I was reading this February story from CNN-IBN. “Gujaratis living in the US may be strong supporters of a right-wing politician like Narendra Modi, but their politics in America is of a different colour,” it said. Groups like Support Gujarat and Overseas Friends of the BJP had launched a long-distance campaign to get the BJP re-elected in Gujarat in December 2007. “And while those gathered in New Jersey may be right wing in their political inclinations regarding India, here they prefer the Democrats, especially liberal candidates like Hillary Clinton,” the story declared. Liberal? Hillary?
“It has been a pro-Gujarati party and that’s why we have been supporting Democrats for years. They haven’t given us a chance to believe otherwise,” said a member of Support Gujarat. While Modi and the BJP have been identified with communal politics at home, said CNN-IBN, many of his supporters in the United States are against the Republican Party because of their fear of the Christian right. I think that’s a load of rubbish. There are enough Indian right-wingers, may be not that many Gujaratis, cheering for the Republican candidate. I would relate the current alignments in the US fray to the tendency among reactionary Gujaratis to go for Hillary partly because her husband spent considerable time with Gujarati businessmen during his March 2000 visit to India (which saw Hillary visiting the state subsequently). But there is a marked racial aversion among Indians (South Asians to be exact) towards black people. This bias roughly divides the left-right contours among Indian expatriates. I’ll never tire of giving the South African example where the left diaspora from India was firmly aligned with the black majority and the rightwing, a heavy component belonging to Gujarat, opted for the whites-led tri-cameral parliament.
For Narendra Modi acolytes in the United States even a hint of Obama’s Muslim connection should only compound his unacceptability.
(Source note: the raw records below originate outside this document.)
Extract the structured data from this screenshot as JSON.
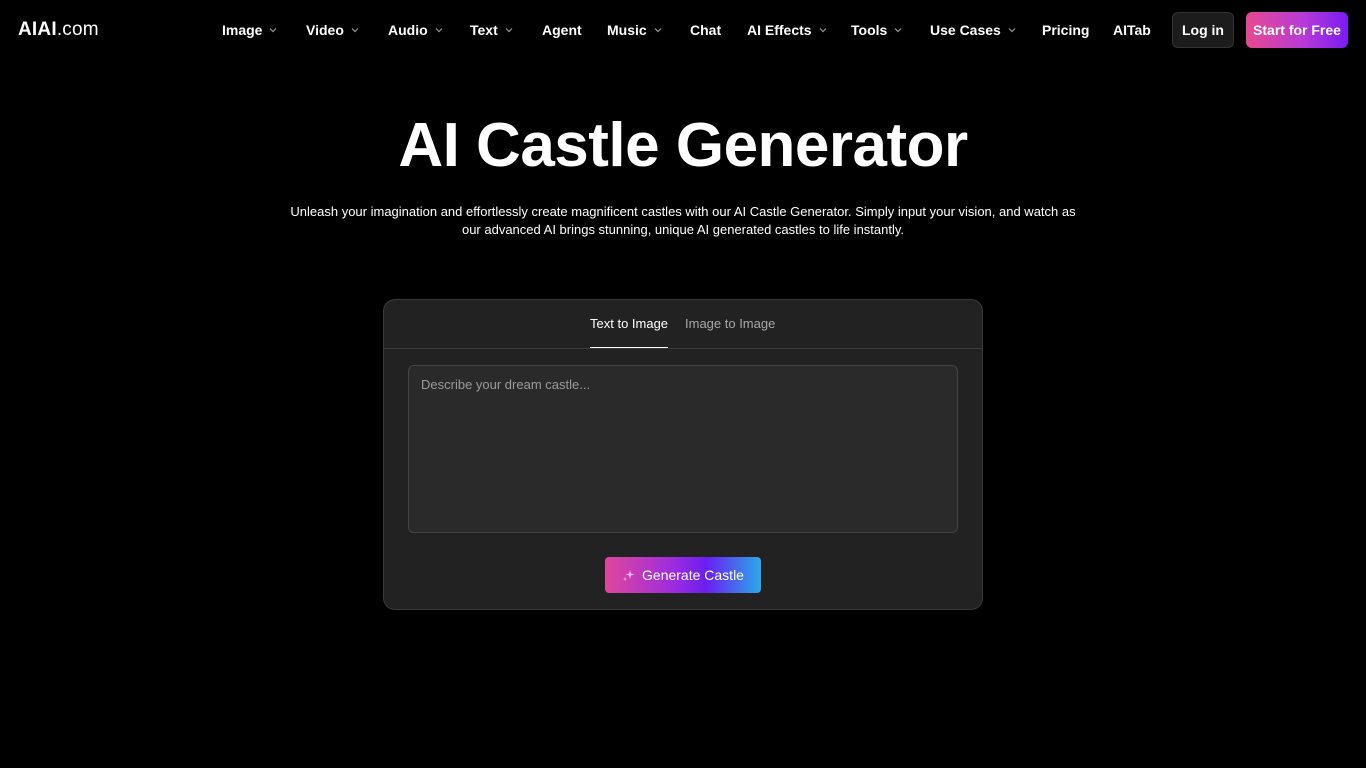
{
  "header": {
    "logo_brand": "AIAI",
    "logo_tld": ".com",
    "nav": [
      {
        "label": "Image",
        "has_dropdown": true
      },
      {
        "label": "Video",
        "has_dropdown": true
      },
      {
        "label": "Audio",
        "has_dropdown": true
      },
      {
        "label": "Text",
        "has_dropdown": true
      },
      {
        "label": "Agent",
        "has_dropdown": false
      },
      {
        "label": "Music",
        "has_dropdown": true
      },
      {
        "label": "Chat",
        "has_dropdown": false
      },
      {
        "label": "AI Effects",
        "has_dropdown": true
      },
      {
        "label": "Tools",
        "has_dropdown": true
      },
      {
        "label": "Use Cases",
        "has_dropdown": true
      },
      {
        "label": "Pricing",
        "has_dropdown": false
      },
      {
        "label": "AITab",
        "has_dropdown": false
      }
    ],
    "login_label": "Log in",
    "start_label": "Start for Free"
  },
  "hero": {
    "title": "AI Castle Generator",
    "description": "Unleash your imagination and effortlessly create magnificent castles with our AI Castle Generator. Simply input your vision, and watch as our advanced AI brings stunning, unique AI generated castles to life instantly."
  },
  "generator": {
    "tabs": [
      {
        "label": "Text to Image",
        "active": true
      },
      {
        "label": "Image to Image",
        "active": false
      }
    ],
    "prompt_placeholder": "Describe your dream castle...",
    "prompt_value": "",
    "generate_label": "Generate Castle",
    "generate_icon": "sparkle-icon"
  },
  "colors": {
    "background": "#000000",
    "card": "#222222",
    "accent_pink": "#e8488f",
    "accent_purple": "#7a1cf0",
    "accent_blue": "#2aa9ea"
  }
}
This group will campaign till the bitter end for Hillary to get at least the second slot on the Obama ticket. A similar fate confronts India’s Punjabi migrants in the United States. Obama had staked out his turf on the moral high ground with a call for a new kind of politics, devoid of personal attack and characterised by debates on the issues that matter. But his campaign apparently did not pay heed. Members of his staff circulated a document that, in its title, slightly referred Hillary Clinton as the Democrat from Punjab. The D-Punjab description apparently refers to a joke Hillary made last year, at a fund-raiser hosted by New York-based Sikh hotelier and Democratic fund-raiser. “I can certainly run for the Senate seat in Punjab and win easily,” she had said on that occasion. In any case, after all the brouhaha, quite a few of her Indian supporters must be feeling cheated. She has now directed them to the roasted-peanut vendor on the Monkey Bridge. They don’t like the colour of his skin, nor his religious lineage.
But the one passenger on the American equivalent of the Lucknow tonga who refused to be intimidated by the pair of hooves is Rev. Jeremiah Wright. He had been Obama’s pastor for nearly 20 years. He had brought Obama into the church, helped him find his faith in God, officiated at Obama’s wedding and baptised both his children. But, as Time magazine noted: “Wright had also said a lot of incendiary things from his pulpit about America over the years, things that would be awkward to explain away for a politician hoping to unite the country and become the first African-American president of the United States.” Rev Wright evidently had something scarier than a pair of hooves to evoke such awe.